Generally, a foreign person is a 25% foreign shareholder if the person owns, directly or indirectly, at least 25% of either. For instance:
- Reporting Corporation: A 25% foreign-owned U.S. corporation (including a foreign-owned U.S. DE), or A foreign corporation engaged in a trade or business within the United States.
- 25% foreign-owned: A corporation is 25% foreign-owned if it has at least one direct or indirect 25% foreign shareholder at any time during the tax year.
- 25% foreign shareholder: Generally, a foreign person (defined later) is a 25% foreign shareholder if the person owns, directly or indirectly, at least 25% of either:
- Direct 25% foreign shareholder: A foreign person is a direct 25% foreign shareholder if it owns directly at least 25% of the stock of the reporting corporation by vote or value.
- Ultimate indirect 25% foreign shareholder: An ultimate indirect 25% foreign shareholder is a 25% foreign shareholder whose ownership of stock of the reporting corporation is not attributed (under the principles of section 958(a)(1) and (2)) to any other 25% foreign shareholder.

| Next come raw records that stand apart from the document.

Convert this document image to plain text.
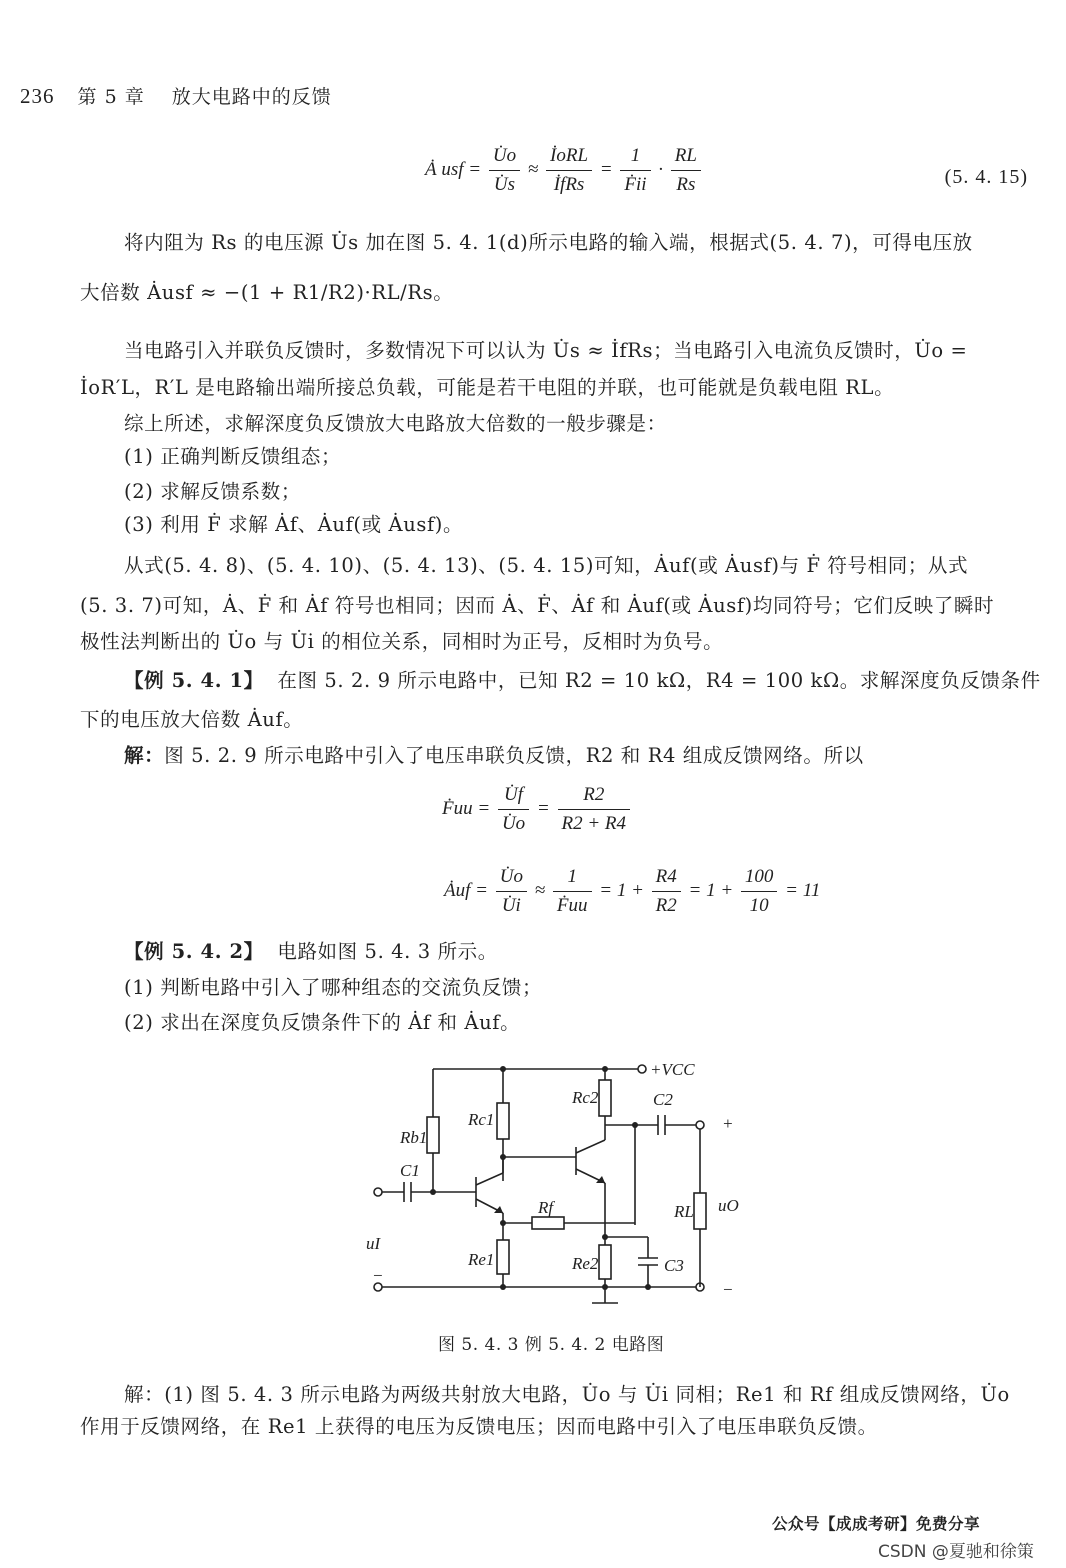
236 第 5 章 放大电路中的反馈
Ȧ usf = $\frac{U̇o}{U̇s} \approx \frac{\text{İoRL}}{\text{İfRs}} = \frac{1}{\text{Ḟii}} \cdot \frac{RL}{Rs}$	(5. 4. 15)
将内阻为 Rs 的电压源 U̇s 加在图 5. 4. 1(d)所示电路的输入端，根据式(5. 4. 7)，可得电压放
大倍数 Ȧusf ≈ −(1 + R1/R2)·RL/Rs。
当电路引入并联负反馈时，多数情况下可以认为 U̇s ≈ İfRs；当电路引入电流负反馈时，U̇o =
İoR′L，R′L 是电路输出端所接总负载，可能是若干电阻的并联，也可能就是负载电阻 RL。
综上所述，求解深度负反馈放大电路放大倍数的一般步骤是：
(1) 正确判断反馈组态；
(2) 求解反馈系数；
(3) 利用 Ḟ 求解 Ȧf、Ȧuf(或 Ȧusf)。
从式(5. 4. 8)、(5. 4. 10)、(5. 4. 13)、(5. 4. 15)可知，Ȧuf(或 Ȧusf)与 Ḟ 符号相同；从式
(5. 3. 7)可知，Ȧ、Ḟ 和 Ȧf 符号也相同；因而 Ȧ、Ḟ、Ȧf 和 Ȧuf(或 Ȧusf)均同符号；它们反映了瞬时
极性法判断出的 U̇o 与 U̇i 的相位关系，同相时为正号，反相时为负号。
【例 5. 4. 1】 在图 5. 2. 9 所示电路中，已知 R2 = 10 kΩ，R4 = 100 kΩ。求解深度负反馈条件
下的电压放大倍数 Ȧuf。
解：图 5. 2. 9 所示电路中引入了电压串联负反馈，R2 和 R4 组成反馈网络。所以
Ḟuu = $\frac{U̇f}{U̇o} = \frac{R2}{R2 + R4}$
Ȧuf = $\frac{U̇o}{U̇i} \approx \frac{1}{\text{Ḟuu}} = 1 + \frac{R4}{R2} = 1 + \frac{100}{10} = 11$
【例 5. 4. 2】 电路如图 5. 4. 3 所示。
(1) 判断电路中引入了哪种组态的交流负反馈；
(2) 求出在深度负反馈条件下的 Ȧf 和 Ȧuf。
+VCC
Rb1
Rc1
Rc2
C1
C2
Rf
Re1	Re2	C3
RL uO
uI
+
−
−
图 5. 4. 3 例 5. 4. 2 电路图
解：(1) 图 5. 4. 3 所示电路为两级共射放大电路，U̇o 与 U̇i 同相；Re1 和 Rf 组成反馈网络，U̇o
作用于反馈网络，在 Re1 上获得的电压为反馈电压；因而电路中引入了电压串联负反馈。
公众号【成成考研】免费分享
CSDN @夏驰和徐策
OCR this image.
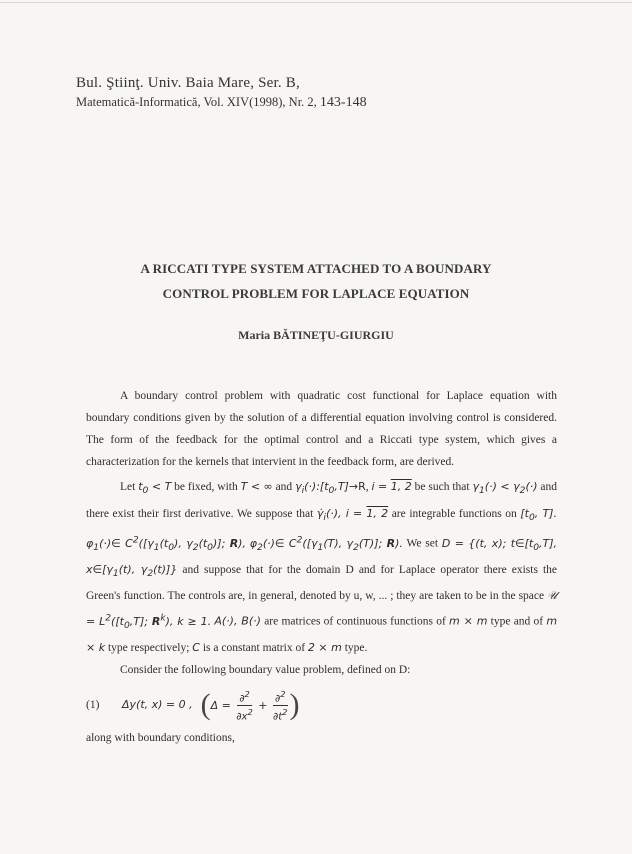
Bul. Ştiinţ. Univ. Baia Mare, Ser. B,
Matematică-Informatică, Vol. XIV(1998), Nr. 2, 143-148
A RICCATI TYPE SYSTEM ATTACHED TO A BOUNDARY
CONTROL PROBLEM FOR LAPLACE EQUATION
Maria BĂTINEŢU-GIURGIU

A boundary control problem with quadratic cost functional for Laplace equation with boundary conditions given by the solution of a differential equation involving control is considered. The form of the feedback for the optimal control and a Riccati type system, which gives a characterization for the kernels that intervient in the feedback form, are derived.

Let $t_0 < T$ be fixed, with T < ∞ and $\gamma_i(\cdot):[t_0,T]\to R$, i = 1, 2 be such that $\gamma_1(\cdot) < \gamma_2(\cdot)$ and there exist their first derivative. We suppose that $\gammȧ_i(\cdot)$, i = 1, 2 are integrable functions on [$t_0$, T]. $\varphi_1(\cdot)\in$ $C^2([\gamma_1(t_0)$, $\gamma_2(t_0)$]; R), $\varphi_2(\cdot)\in$ $C^2([\gamma_1(T)$, $\gamma_2(T)$]; R). We set D = {(t, x); $t\in[t_0,T]$, $x\in[\gamma_1(t)$, $\gamma_2(t)$]} and suppose that for the domain D and for Laplace operator there exists the Green's function. The controls are, in general, denoted by u, w, ... ; they are taken to be in the space 𝒰 = $L^2([t_0,T]$; $R^k$), k ≥ 1. A(·), B(·) are matrices of continuous functions of m × m type and of m × k type respectively; C is a constant matrix of 2 × m type.

Consider the following boundary value problem, defined on D:

(1)	Δy(t, x) = 0 , ( $\Delta = \frac{\partial^2}{\partial x^2} + \frac{\partial^2}{\partial t^2}$ )

along with boundary conditions,
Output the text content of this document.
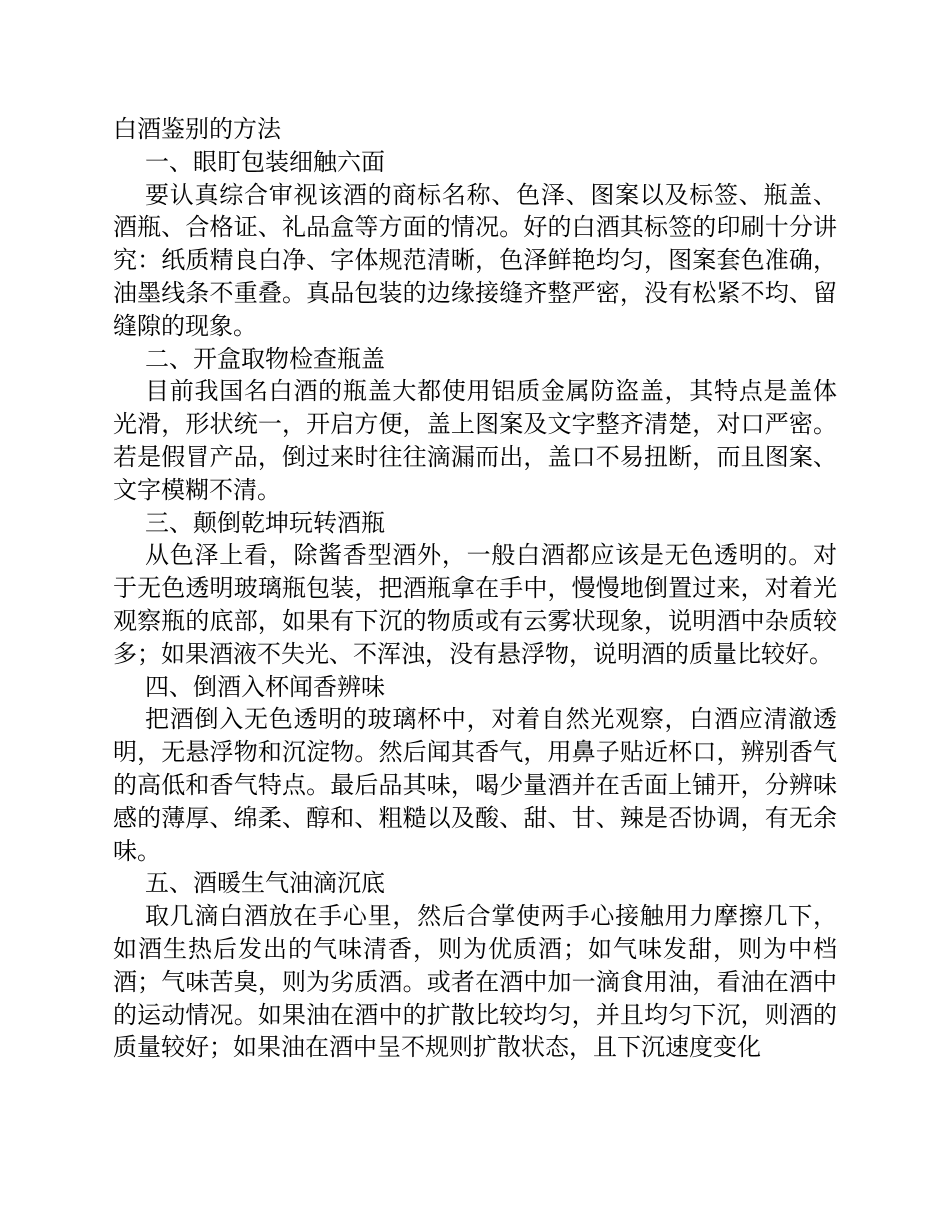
白酒鉴别的方法
一、眼盯包装细触六面

要认真综合审视该酒的商标名称、色泽、图案以及标签、瓶盖、酒瓶、合格证、礼品盒等方面的情况。好的白酒其标签的印刷十分讲究：纸质精良白净、字体规范清晰，色泽鲜艳均匀，图案套色准确，油墨线条不重叠。真品包装的边缘接缝齐整严密，没有松紧不均、留缝隙的现象。

二、开盒取物检查瓶盖

目前我国名白酒的瓶盖大都使用铝质金属防盗盖，其特点是盖体光滑，形状统一，开启方便，盖上图案及文字整齐清楚，对口严密。若是假冒产品，倒过来时往往滴漏而出，盖口不易扭断，而且图案、文字模糊不清。

三、颠倒乾坤玩转酒瓶

从色泽上看，除酱香型酒外，一般白酒都应该是无色透明的。对于无色透明玻璃瓶包装，把酒瓶拿在手中，慢慢地倒置过来，对着光观察瓶的底部，如果有下沉的物质或有云雾状现象，说明酒中杂质较多；如果酒液不失光、不浑浊，没有悬浮物，说明酒的质量比较好。

四、倒酒入杯闻香辨味

把酒倒入无色透明的玻璃杯中，对着自然光观察，白酒应清澈透明，无悬浮物和沉淀物。然后闻其香气，用鼻子贴近杯口，辨别香气的高低和香气特点。最后品其味，喝少量酒并在舌面上铺开，分辨味感的薄厚、绵柔、醇和、粗糙以及酸、甜、甘、辣是否协调，有无余味。

五、酒暖生气油滴沉底

取几滴白酒放在手心里，然后合掌使两手心接触用力摩擦几下，如酒生热后发出的气味清香，则为优质酒；如气味发甜，则为中档酒；气味苦臭，则为劣质酒。或者在酒中加一滴食用油，看油在酒中的运动情况。如果油在酒中的扩散比较均匀，并且均匀下沉，则酒的质量较好；如果油在酒中呈不规则扩散状态，且下沉速度变化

Please note that depending on certain circumstances, this form has to be filed either separately or as part of the actual tax return. For instance, if the company is a U.S. Disregarded Entity and owned by foreigners, the form must be filed separately.
You might be wondering what would happen if you miss/fail to file this form. It is safe to say that the most essential point is the penalties prescribed for the failure to file. It is essential to ensure to have adequate records and information to timely prepare Form 5472 and keep proof of the timely filing of the returns to avoid assessment of the penalty. Otherwise, the company would be at risk to face stiff penalties. The penalty for not filing or failure to file in a timely manner can be from $10,000 to $25,000. This penalty is often automatically assessed by the Internal Revenue Service if a tax return containing Form 5472 is filed late.
In short, if your US company has a foreign owner or foreign shareholders then the company probably has to file form 5472 with the IRS.